The Fine Arts Administration—working with Jacquier in the Dordogne prefecture—obtained the right to use an inactive portion of the quarry at Fongrenon for two hundred francs per month. Once they had done so, Captain Lucien Prieur and Ernest Herpe of the Monuments Service of the GQG went to work with Michael Mastorakis and the local Chartres staff to plan the evacuation of the crates. They still had to find a way to transport them. Long-distance trucks would be nearly impossible to obtain for the nearly three-hundred-mile voyage south to La Tour-Blanche. For such a long trip, Prieur’s obvious choice would be conveyance by rail, but to get the crates onto a train, together with the contingent of guards and workmen to accompany them, he would have to find trucks to transport the crates to a railhead. By late May 1940, crowds of refugees at the railway station at Chartres would make it necessary to find another rail-head. A convoy of trucks could not possibly find space to deliver the crates to, or near, the station. Besides, Prieur must have anticipated that the freight yard at Chartres would be an early target for German planes. No, they would need to search for another site near Chartres to which freight cars could be shuttled and parked long enough to be loaded and then hauled by a locomotive across the country toward the rail hub nearest Fongrenon.
Prieur set out to locate trucks that could navigate the narrow streets of Chartres up the hill to the cathedral, get as close as possible to the cathedral for the crates to be loaded, and then carry the crates to the railhead—once one could be located. He would need fifteen trucks, each with a capacity of five to eight tons, that would be expected to carry the crates in two trips.
By the end of May, Parisians were losing their determination to remain in the city.
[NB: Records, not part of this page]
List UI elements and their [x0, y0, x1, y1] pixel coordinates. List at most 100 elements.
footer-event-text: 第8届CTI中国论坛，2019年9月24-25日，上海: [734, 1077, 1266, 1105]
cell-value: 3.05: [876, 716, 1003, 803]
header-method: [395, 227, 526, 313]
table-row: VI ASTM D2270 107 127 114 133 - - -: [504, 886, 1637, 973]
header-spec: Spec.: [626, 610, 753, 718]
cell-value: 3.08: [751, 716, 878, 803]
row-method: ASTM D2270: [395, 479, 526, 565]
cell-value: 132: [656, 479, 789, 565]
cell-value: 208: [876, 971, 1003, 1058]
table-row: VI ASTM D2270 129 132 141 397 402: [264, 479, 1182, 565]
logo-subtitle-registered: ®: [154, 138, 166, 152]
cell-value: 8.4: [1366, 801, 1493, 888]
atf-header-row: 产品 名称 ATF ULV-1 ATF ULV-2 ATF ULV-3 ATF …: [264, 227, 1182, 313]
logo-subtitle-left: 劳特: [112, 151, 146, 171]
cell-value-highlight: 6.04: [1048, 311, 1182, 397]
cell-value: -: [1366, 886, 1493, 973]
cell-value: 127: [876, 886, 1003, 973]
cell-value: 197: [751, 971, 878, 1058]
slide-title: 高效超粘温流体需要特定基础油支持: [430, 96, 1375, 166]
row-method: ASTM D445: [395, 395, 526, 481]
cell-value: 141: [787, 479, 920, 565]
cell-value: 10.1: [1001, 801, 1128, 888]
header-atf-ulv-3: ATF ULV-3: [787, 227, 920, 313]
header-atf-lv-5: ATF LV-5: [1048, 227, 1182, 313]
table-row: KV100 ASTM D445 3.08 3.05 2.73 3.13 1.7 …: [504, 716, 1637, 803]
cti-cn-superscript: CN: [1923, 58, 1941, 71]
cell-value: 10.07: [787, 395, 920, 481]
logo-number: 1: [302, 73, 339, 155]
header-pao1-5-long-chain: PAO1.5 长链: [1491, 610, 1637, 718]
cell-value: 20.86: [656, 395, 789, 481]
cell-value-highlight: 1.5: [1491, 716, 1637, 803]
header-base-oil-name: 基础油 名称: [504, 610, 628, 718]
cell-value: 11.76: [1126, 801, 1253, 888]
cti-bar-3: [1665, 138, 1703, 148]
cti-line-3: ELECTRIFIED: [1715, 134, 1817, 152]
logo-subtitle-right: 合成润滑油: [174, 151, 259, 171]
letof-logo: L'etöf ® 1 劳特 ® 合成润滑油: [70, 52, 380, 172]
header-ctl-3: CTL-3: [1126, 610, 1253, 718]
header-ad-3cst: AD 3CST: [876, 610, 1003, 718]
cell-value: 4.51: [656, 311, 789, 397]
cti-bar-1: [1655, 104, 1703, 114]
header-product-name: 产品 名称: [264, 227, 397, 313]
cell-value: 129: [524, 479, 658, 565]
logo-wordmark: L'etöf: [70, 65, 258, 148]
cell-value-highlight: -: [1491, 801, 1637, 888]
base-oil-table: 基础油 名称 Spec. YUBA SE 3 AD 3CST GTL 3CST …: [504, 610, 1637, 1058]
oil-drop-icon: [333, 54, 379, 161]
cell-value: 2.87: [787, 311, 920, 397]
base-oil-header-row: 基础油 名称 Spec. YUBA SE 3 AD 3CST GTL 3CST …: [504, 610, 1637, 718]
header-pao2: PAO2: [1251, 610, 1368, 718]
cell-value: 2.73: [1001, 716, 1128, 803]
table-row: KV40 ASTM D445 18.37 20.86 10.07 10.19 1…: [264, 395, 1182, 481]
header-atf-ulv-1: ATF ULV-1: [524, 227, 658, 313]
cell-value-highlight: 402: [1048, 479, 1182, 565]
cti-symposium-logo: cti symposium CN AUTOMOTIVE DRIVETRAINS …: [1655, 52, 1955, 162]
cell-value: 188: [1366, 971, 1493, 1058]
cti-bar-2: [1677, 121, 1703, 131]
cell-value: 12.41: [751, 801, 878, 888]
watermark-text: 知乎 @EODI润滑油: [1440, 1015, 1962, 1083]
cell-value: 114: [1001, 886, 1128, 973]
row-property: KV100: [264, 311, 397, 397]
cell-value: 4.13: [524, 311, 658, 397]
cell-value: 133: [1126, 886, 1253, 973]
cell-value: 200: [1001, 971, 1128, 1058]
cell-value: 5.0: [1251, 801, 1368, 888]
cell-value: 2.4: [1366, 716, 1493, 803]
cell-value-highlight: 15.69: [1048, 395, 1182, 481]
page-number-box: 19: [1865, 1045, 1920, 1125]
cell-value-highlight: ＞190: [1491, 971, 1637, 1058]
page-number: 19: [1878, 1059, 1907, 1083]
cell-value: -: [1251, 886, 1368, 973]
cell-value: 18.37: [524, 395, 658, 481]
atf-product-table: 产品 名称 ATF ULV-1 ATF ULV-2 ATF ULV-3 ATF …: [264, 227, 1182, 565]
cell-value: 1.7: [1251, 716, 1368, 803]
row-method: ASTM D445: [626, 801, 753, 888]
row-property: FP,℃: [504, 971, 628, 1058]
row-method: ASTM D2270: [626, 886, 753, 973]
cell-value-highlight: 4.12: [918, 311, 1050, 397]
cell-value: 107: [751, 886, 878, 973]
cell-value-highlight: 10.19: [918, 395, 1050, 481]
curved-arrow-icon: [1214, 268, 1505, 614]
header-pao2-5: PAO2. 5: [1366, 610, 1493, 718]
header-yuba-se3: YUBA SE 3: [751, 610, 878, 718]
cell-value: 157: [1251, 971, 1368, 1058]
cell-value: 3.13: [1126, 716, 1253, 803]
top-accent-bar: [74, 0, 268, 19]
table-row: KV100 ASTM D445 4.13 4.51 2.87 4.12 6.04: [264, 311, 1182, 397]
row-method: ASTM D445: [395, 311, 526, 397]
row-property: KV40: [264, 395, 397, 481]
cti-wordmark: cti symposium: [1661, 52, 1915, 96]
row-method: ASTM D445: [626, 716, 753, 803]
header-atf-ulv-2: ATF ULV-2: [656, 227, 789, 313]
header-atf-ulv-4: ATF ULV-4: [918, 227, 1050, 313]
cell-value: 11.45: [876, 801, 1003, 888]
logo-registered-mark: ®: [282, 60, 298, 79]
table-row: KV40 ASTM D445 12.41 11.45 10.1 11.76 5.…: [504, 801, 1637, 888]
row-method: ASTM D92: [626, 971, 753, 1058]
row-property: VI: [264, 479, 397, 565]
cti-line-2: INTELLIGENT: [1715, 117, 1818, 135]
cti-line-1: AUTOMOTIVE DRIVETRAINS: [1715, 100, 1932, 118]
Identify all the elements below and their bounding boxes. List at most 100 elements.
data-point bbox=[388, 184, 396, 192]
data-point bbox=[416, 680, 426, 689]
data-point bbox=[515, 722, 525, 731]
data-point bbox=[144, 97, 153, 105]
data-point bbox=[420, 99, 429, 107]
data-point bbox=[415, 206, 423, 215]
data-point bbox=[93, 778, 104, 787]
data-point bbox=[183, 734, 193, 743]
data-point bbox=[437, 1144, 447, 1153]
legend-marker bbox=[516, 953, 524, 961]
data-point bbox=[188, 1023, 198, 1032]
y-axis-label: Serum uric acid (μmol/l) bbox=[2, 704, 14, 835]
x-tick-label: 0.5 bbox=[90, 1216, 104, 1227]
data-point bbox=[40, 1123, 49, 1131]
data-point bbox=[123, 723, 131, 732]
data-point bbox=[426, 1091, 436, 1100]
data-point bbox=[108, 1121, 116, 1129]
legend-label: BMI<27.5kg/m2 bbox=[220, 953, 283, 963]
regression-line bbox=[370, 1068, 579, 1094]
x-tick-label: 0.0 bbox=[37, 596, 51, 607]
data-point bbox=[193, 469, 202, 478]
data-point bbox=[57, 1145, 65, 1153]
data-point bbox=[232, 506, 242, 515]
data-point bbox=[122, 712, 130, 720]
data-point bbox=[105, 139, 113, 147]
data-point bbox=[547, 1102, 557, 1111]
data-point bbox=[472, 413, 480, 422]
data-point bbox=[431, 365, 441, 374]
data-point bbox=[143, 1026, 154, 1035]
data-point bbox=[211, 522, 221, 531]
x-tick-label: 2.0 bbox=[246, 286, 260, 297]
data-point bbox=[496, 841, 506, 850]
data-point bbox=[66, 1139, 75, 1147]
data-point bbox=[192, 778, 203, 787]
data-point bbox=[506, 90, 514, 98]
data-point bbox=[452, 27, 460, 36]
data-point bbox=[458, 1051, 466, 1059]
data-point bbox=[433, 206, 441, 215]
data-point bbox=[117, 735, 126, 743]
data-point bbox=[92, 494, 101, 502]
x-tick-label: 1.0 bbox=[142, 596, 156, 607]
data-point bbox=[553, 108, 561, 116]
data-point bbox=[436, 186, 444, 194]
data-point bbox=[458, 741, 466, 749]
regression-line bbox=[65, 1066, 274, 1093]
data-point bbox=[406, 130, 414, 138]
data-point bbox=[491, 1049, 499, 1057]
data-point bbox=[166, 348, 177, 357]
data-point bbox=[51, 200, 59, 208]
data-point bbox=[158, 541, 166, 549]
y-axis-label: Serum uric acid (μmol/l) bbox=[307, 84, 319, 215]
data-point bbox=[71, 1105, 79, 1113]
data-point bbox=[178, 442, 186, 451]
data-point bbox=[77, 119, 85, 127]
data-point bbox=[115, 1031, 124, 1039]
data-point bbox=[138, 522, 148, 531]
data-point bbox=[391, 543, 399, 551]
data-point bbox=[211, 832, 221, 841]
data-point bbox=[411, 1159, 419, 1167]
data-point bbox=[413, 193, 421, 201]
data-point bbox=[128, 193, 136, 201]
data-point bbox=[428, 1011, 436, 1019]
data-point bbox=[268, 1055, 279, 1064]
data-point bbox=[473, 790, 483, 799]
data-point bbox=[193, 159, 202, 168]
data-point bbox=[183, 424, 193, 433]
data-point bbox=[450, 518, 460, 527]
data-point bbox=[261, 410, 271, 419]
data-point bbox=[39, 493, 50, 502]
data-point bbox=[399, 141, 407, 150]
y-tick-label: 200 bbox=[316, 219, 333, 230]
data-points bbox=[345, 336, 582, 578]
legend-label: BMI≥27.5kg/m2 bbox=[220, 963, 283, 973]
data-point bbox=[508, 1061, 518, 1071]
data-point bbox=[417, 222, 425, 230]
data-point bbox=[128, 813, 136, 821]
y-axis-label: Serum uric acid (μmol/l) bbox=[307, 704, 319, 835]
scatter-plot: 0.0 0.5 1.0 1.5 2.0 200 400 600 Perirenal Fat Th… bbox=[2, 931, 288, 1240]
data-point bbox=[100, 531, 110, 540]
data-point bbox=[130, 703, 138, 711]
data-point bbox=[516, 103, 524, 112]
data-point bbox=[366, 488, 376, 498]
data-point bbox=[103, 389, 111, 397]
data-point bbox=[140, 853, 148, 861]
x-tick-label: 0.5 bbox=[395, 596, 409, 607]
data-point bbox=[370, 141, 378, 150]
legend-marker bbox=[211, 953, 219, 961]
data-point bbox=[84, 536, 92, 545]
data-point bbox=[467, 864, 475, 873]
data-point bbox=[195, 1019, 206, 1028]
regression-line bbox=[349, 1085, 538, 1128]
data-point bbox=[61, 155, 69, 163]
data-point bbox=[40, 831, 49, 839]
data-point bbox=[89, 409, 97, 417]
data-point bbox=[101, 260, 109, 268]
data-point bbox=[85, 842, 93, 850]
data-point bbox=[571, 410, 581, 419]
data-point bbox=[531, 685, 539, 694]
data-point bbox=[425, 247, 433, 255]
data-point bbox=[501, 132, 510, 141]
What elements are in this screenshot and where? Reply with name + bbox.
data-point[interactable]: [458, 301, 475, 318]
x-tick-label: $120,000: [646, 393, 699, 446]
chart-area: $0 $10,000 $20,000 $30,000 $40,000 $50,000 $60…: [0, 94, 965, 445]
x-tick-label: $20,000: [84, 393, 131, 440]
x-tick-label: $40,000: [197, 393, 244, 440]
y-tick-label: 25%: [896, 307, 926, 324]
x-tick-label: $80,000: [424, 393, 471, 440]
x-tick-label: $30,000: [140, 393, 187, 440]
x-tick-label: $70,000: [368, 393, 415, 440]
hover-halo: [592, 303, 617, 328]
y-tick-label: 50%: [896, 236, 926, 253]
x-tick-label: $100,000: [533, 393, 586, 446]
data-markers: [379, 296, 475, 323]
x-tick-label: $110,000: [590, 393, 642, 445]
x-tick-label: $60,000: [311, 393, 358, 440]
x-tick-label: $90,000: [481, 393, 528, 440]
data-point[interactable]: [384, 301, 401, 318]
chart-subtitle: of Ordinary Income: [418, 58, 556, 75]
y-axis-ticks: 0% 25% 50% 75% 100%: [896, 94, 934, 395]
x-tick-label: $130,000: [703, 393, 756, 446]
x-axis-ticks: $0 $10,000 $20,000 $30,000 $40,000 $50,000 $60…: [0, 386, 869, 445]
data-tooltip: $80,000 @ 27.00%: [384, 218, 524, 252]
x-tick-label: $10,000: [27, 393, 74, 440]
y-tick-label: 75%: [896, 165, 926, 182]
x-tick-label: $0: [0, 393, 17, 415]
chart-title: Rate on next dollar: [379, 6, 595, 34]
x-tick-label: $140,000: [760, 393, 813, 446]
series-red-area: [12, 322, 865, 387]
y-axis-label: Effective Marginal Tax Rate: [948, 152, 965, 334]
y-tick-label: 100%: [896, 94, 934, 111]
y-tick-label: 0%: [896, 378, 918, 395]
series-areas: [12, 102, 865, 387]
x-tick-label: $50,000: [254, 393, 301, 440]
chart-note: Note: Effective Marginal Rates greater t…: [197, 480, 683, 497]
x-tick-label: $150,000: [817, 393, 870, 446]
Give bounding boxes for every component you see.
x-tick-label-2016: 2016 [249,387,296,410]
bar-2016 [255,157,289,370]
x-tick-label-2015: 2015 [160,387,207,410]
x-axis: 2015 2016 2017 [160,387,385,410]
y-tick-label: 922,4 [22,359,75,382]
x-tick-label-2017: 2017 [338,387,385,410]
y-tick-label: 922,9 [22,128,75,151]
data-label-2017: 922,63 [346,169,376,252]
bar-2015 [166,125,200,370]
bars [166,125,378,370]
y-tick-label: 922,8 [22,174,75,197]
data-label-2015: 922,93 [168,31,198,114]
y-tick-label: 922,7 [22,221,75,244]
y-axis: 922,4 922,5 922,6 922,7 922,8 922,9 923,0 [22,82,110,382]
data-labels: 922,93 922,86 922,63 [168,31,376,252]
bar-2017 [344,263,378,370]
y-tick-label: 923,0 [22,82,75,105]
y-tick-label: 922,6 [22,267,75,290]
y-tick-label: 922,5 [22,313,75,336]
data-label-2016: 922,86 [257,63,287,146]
Refugees in increasing numbers were passing through Paris. Then news of crisis sounded with reports of the British evacuation of Dunkirk. By the start of June, war was closing in, and fear caught hold in Paris.
On June 3, a formation of German bombers attacked the Chartres airfield. There were fifteen twin-engine Dornier bombers in the German group, with only three French planes able to get off the ground, two piloted by Czechs, who suffered as many as thirty hits from heavy defensive fire generated by the German planes. Somehow, the cathedral and its windows escaped serious damage.
At about the same time, Lucien Prieur’s team received word from the railway that it could deliver four railcars to a siding in the small wheat-farming village of Berchéres-les-Pierres, six miles southeast of Chartres. Prieur and Mastorakis knew what they had to do. Could they round up the trucks and manpower and get all of the crates to that village in time? Could they make the journey and get the crates loaded onto the train before detection by German planes or ground forces? And, once loaded, could a railroad engine get to that site to haul the cars far enough west to avoid being sighted and hit by attacking German forces?